NSF-supported Grand Challenges in Resilience Workshop Coming in Spring

We are going to be organizing the second edition of NSF-sponsored Grand Challenges in Resilience workshop in Spring. This will be an in-person event with 30-35 invited participants from academia, industry, and government.

The workshop will focus on two broad questions:

  1. We want to know how to design systems to avoid failures, both natural and malicious.
  2. We want to design systems to bounce back quickly if such failures occur.

We will answer these questions in the context of:

  1. Cyber systems
  2. Cyber-physical systems
  3. Socio-technical systems

The workshop will reflect on the current state-of-art and state-of-practice for the above two questions. It will then bring out the research and the translational challenges to make our infrastructures truly resilient. It is proposed to host this workshop in a hybrid mode, with both in-person and virtual participation. The workshop will bring together external thought and action leaders in the area of resilient systems, drawn from universities, federal laboratories, and commercial organizations and providing multi-disciplinary and convergent perspectives. The workshop will be broad-based considering areas of resilient and adaptive cyberinfrastructures, resilient cyber-physical systems, and scientific foundations of resilient socio-technical systems. The workshop will be hosted by Purdue’s Center for Resilient Infrastructures, Systems, and Processes (CRISP) and will address three broad technical themes.

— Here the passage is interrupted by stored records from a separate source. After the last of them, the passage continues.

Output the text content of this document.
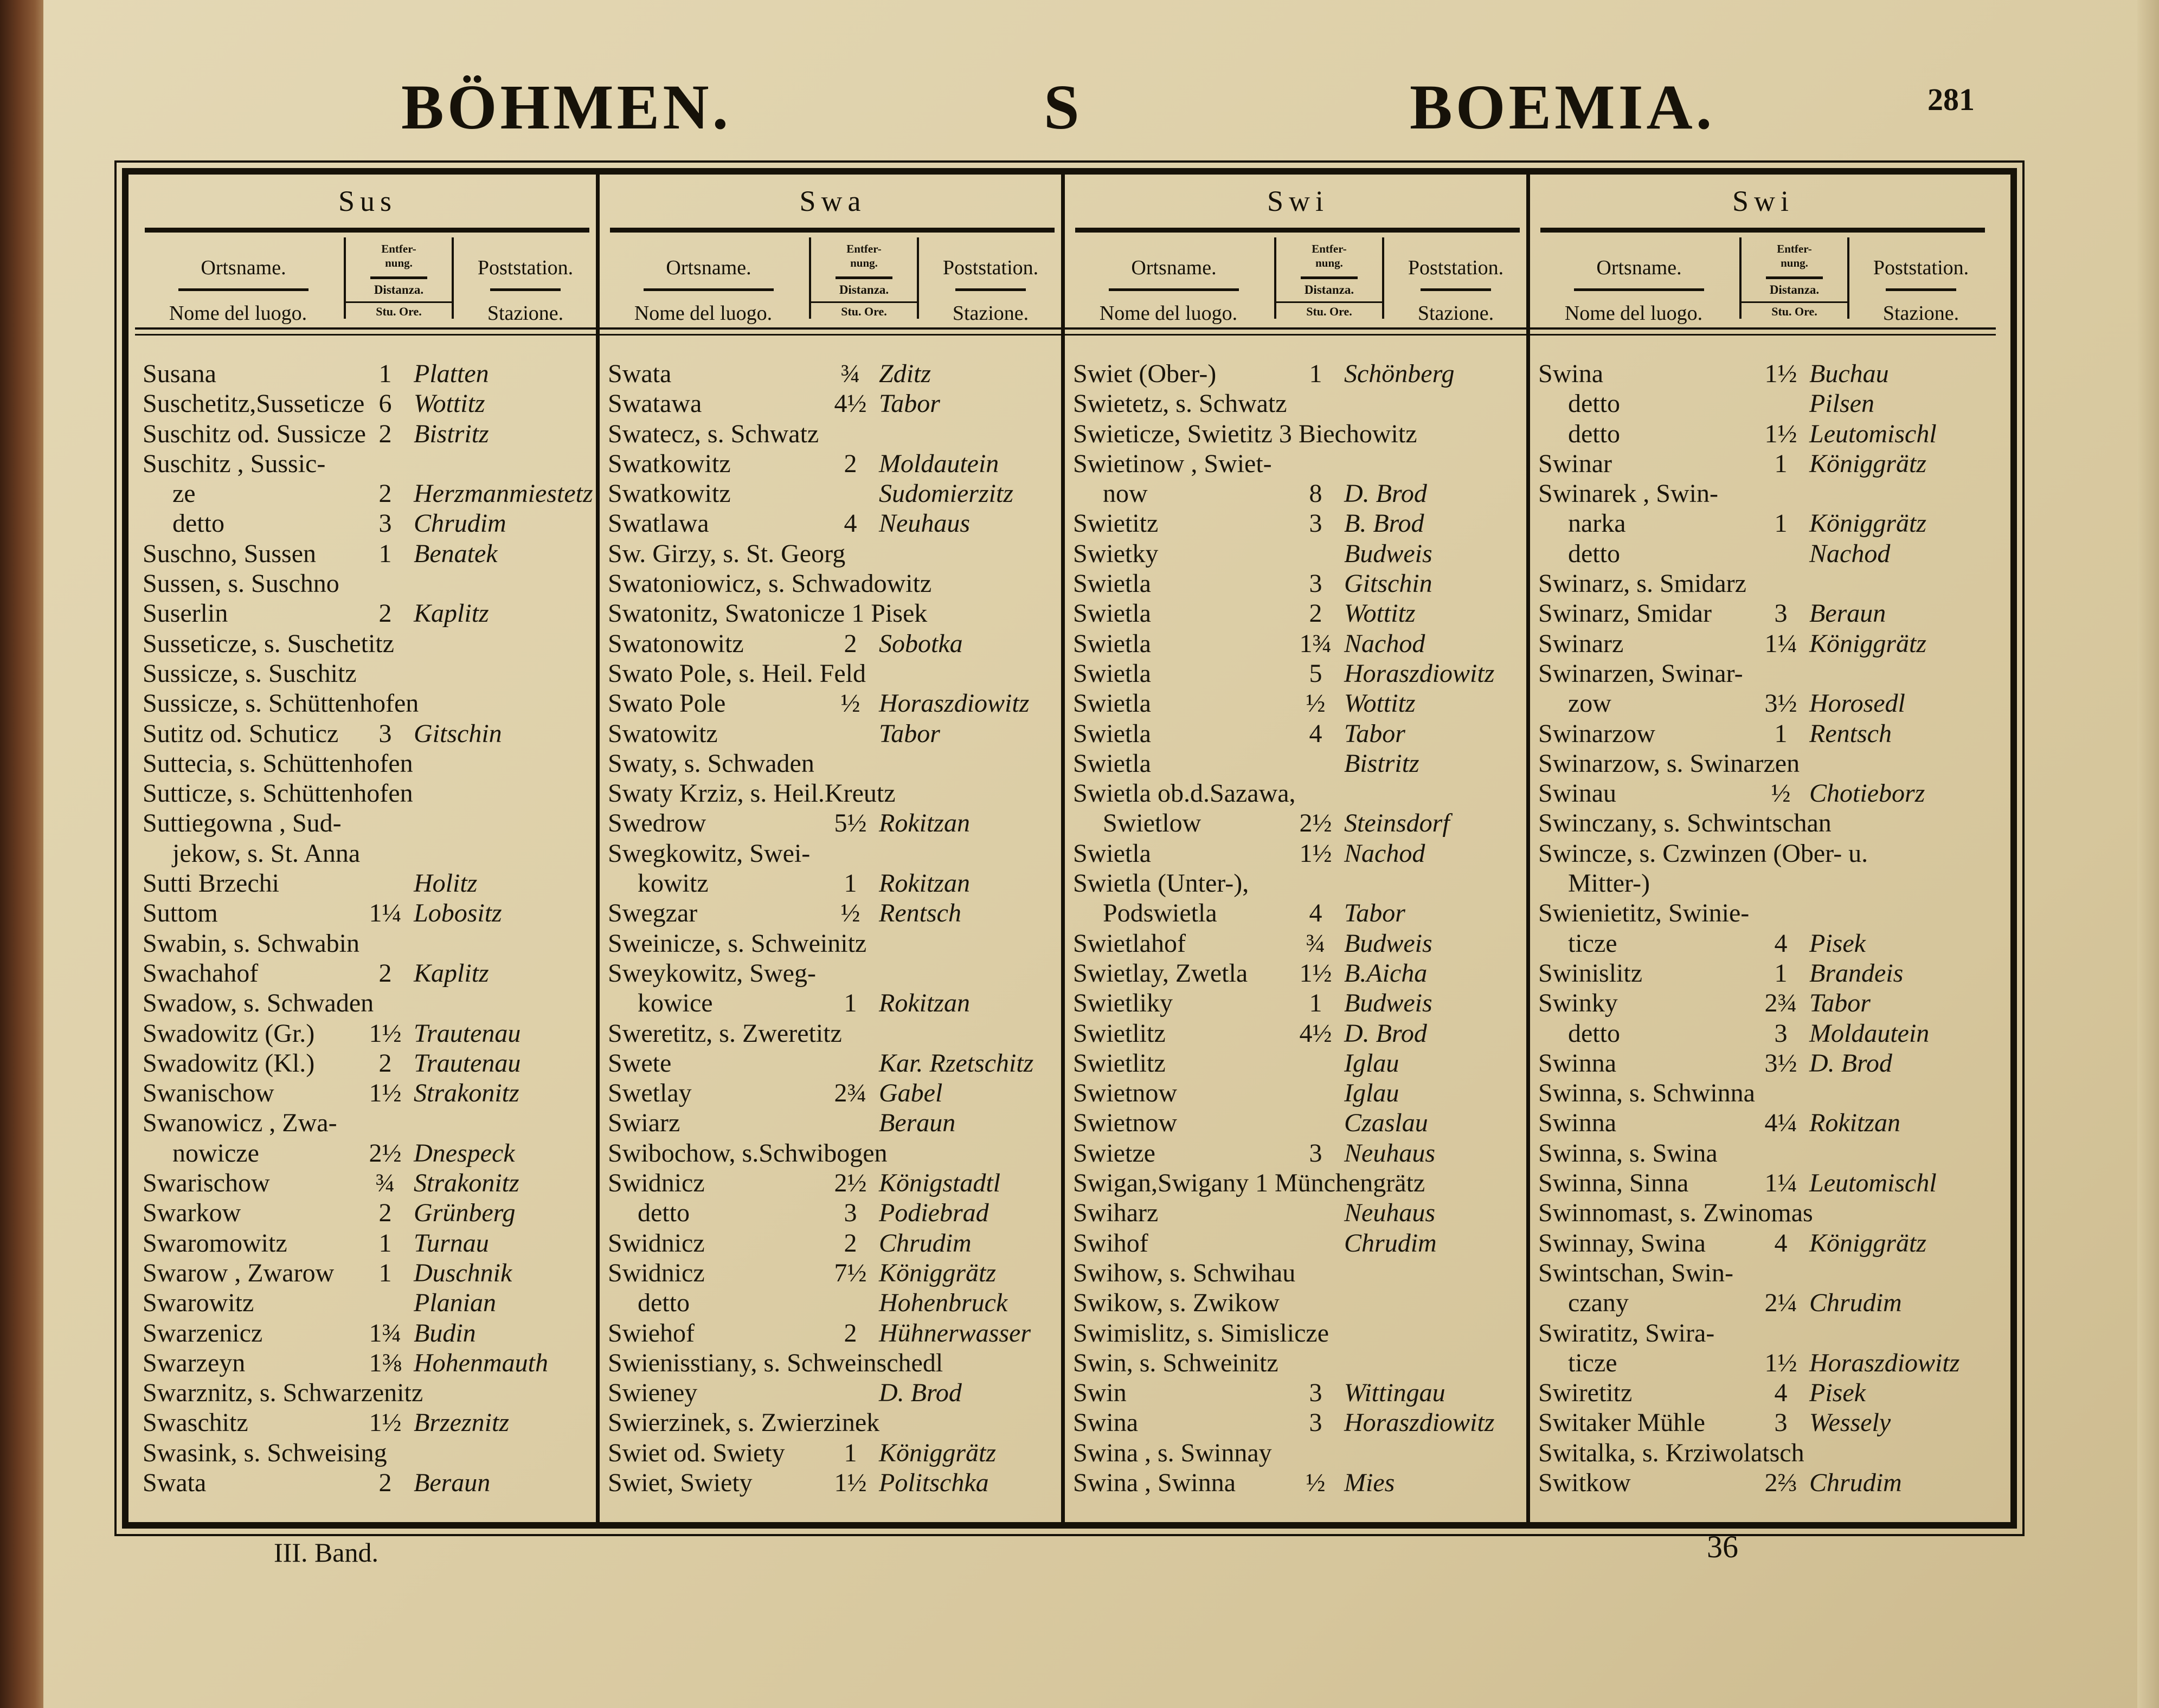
BÖHMEN.	S	BOEMIA.	281
Sus
Ortsname.
Nome del luogo.
Entfer-
nung.
Distanza.
Stu. Ore.
Poststation.
Stazione.
Susana	1 Platten
Suschetitz,Susseticze 6 Wottitz
Suschitz od. Sussicze 2 Bistritz
Suschitz , Sussic-
ze	2 Herzmanmiestetz
detto	3 Chrudim
Suschno, Sussen	1 Benatek
Sussen, s. Suschno
Suserlin	2 Kaplitz
Susseticze, s. Suschetitz
Sussicze, s. Suschitz
Sussicze, s. Schüttenhofen
Sutitz od. Schuticz	3 Gitschin
Suttecia, s. Schüttenhofen
Sutticze, s. Schüttenhofen
Suttiegowna , Sud-
jekow, s. St. Anna
Sutti Brzechi	Holitz
Suttom	1¼ Lobositz
Swabin, s. Schwabin
Swachahof	2 Kaplitz
Swadow, s. Schwaden
Swadowitz (Gr.) 1½ Trautenau
Swadowitz (Kl.)	2 Trautenau
Swanischow	1½ Strakonitz
Swanowicz , Zwa-
nowicze	2½ Dnespeck
Swarischow	¾ Strakonitz
Swarkow	2 Grünberg
Swaromowitz	1 Turnau
Swarow , Zwarow	1 Duschnik
Swarowitz	Planian
Swarzenicz	1¾ Budin
Swarzeyn	1⅜ Hohenmauth
Swarznitz, s. Schwarzenitz
Swaschitz	1½ Brzeznitz
Swasink, s. Schweising
Swata	2 Beraun
Swa
Ortsname.
Nome del luogo.
Entfer-
nung.
Distanza.
Stu. Ore.
Poststation.
Stazione.
Swata	¾ Zditz
Swatawa	4½ Tabor
Swatecz, s. Schwatz
Swatkowitz	2 Moldautein
Swatkowitz	Sudomierzitz
Swatlawa	4 Neuhaus
Sw. Girzy, s. St. Georg
Swatoniowicz, s. Schwadowitz
Swatonitz, Swatonicze 1 Pisek
Swatonowitz	2 Sobotka
Swato Pole, s. Heil. Feld
Swato Pole	½ Horaszdiowitz
Swatowitz	Tabor
Swaty, s. Schwaden
Swaty Krziz, s. Heil.Kreutz
Swedrow	5½ Rokitzan
Swegkowitz, Swei-
kowitz	1 Rokitzan
Swegzar	½ Rentsch
Sweinicze, s. Schweinitz
Sweykowitz, Sweg-
kowice	1 Rokitzan
Sweretitz, s. Zweretitz
Swete	Kar. Rzetschitz
Swetlay	2¾ Gabel
Swiarz	Beraun
Swibochow, s.Schwibogen
Swidnicz	2½ Königstadtl
detto	3 Podiebrad
Swidnicz	2 Chrudim
Swidnicz	7½ Königgrätz
detto	Hohenbruck
Swiehof	2 Hühnerwasser
Swienisstiany, s. Schweinschedl
Swieney	D. Brod
Swierzinek, s. Zwierzinek
Swiet od. Swiety	1 Königgrätz
Swiet, Swiety	1½ Politschka
Swi
Ortsname.
Nome del luogo.
Entfer-
nung.
Distanza.
Stu. Ore.
Poststation.
Stazione.
Swiet (Ober-)	1 Schönberg
Swietetz, s. Schwatz
Swieticze, Swietitz 3 Biechowitz
Swietinow , Swiet-
now	8 D. Brod
Swietitz	3 B. Brod
Swietky	Budweis
Swietla	3 Gitschin
Swietla	2 Wottitz
Swietla	1¾ Nachod
Swietla	5 Horaszdiowitz
Swietla	½ Wottitz
Swietla	4 Tabor
Swietla	Bistritz
Swietla ob.d.Sazawa,
Swietlow	2½ Steinsdorf
Swietla	1½ Nachod
Swietla (Unter-),
Podswietla	4 Tabor
Swietlahof	¾ Budweis
Swietlay, Zwetla 1½ B.Aicha
Swietliky	1 Budweis
Swietlitz	4½ D. Brod
Swietlitz	Iglau
Swietnow	Iglau
Swietnow	Czaslau
Swietze	3 Neuhaus
Swigan,Swigany 1 Münchengrätz
Swiharz	Neuhaus
Swihof	Chrudim
Swihow, s. Schwihau
Swikow, s. Zwikow
Swimislitz, s. Simislicze
Swin, s. Schweinitz
Swin	3 Wittingau
Swina	3 Horaszdiowitz
Swina , s. Swinnay
Swina , Swinna	½ Mies
Swi
Ortsname.
Nome del luogo.
Entfer-
nung.
Distanza.
Stu. Ore.
Poststation.
Stazione.
Swina	1½ Buchau
detto	Pilsen
detto	1½ Leutomischl
Swinar	1 Königgrätz
Swinarek , Swin-
narka	1 Königgrätz
detto	Nachod
Swinarz, s. Smidarz
Swinarz, Smidar	3 Beraun
Swinarz	1¼ Königgrätz
Swinarzen, Swinar-
zow	3½ Horosedl
Swinarzow	1 Rentsch
Swinarzow, s. Swinarzen
Swinau	½ Chotieborz
Swinczany, s. Schwintschan
Swincze, s. Czwinzen (Ober- u.
Mitter-)
Swienietitz, Swinie-
ticze	4 Pisek
Swinislitz	1 Brandeis
Swinky	2¾ Tabor
detto	3 Moldautein
Swinna	3½ D. Brod
Swinna, s. Schwinna
Swinna	4¼ Rokitzan
Swinna, s. Swina
Swinna, Sinna	1¼ Leutomischl
Swinnomast, s. Zwinomas
Swinnay, Swina	4 Königgrätz
Swintschan, Swin-
czany	2¼ Chrudim
Swiratitz, Swira-
ticze	1½ Horaszdiowitz
Swiretitz	4 Pisek
Switaker Mühle	3 Wessely
Switalka, s. Krziwolatsch
Switkow	2⅔ Chrudim
III. Band.	36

  1. How can autonomous systems be made more resilient? This will include discussion of human on/in-the-loop autonomy. 
  2. How to build in probabilistic guarantees in our CPS operations? We want to provide such guarantees even when the systems are subject to perturbations, both anticipated and unanticipated. 
  3. How can we make our systems resilient to black swan events? As we are living through one such, we are fast accumulating a set of best principles and practices to make our computing systems and socio-technical systems resilient to such events. Our discussion will bring out principles that will aid societies to bounce back from such events.

The workshop will unify these and lay out ideas for further development. The workshop will provide significant societal benefits.  The topic is timely and relevant to challenges to our systems through natural disasters and cyberattacks.  Workshop results will be published online and open to the broad community of researchers. The workshop will disseminate results through rich multimedia material in addition to the traditional method of scientific publications.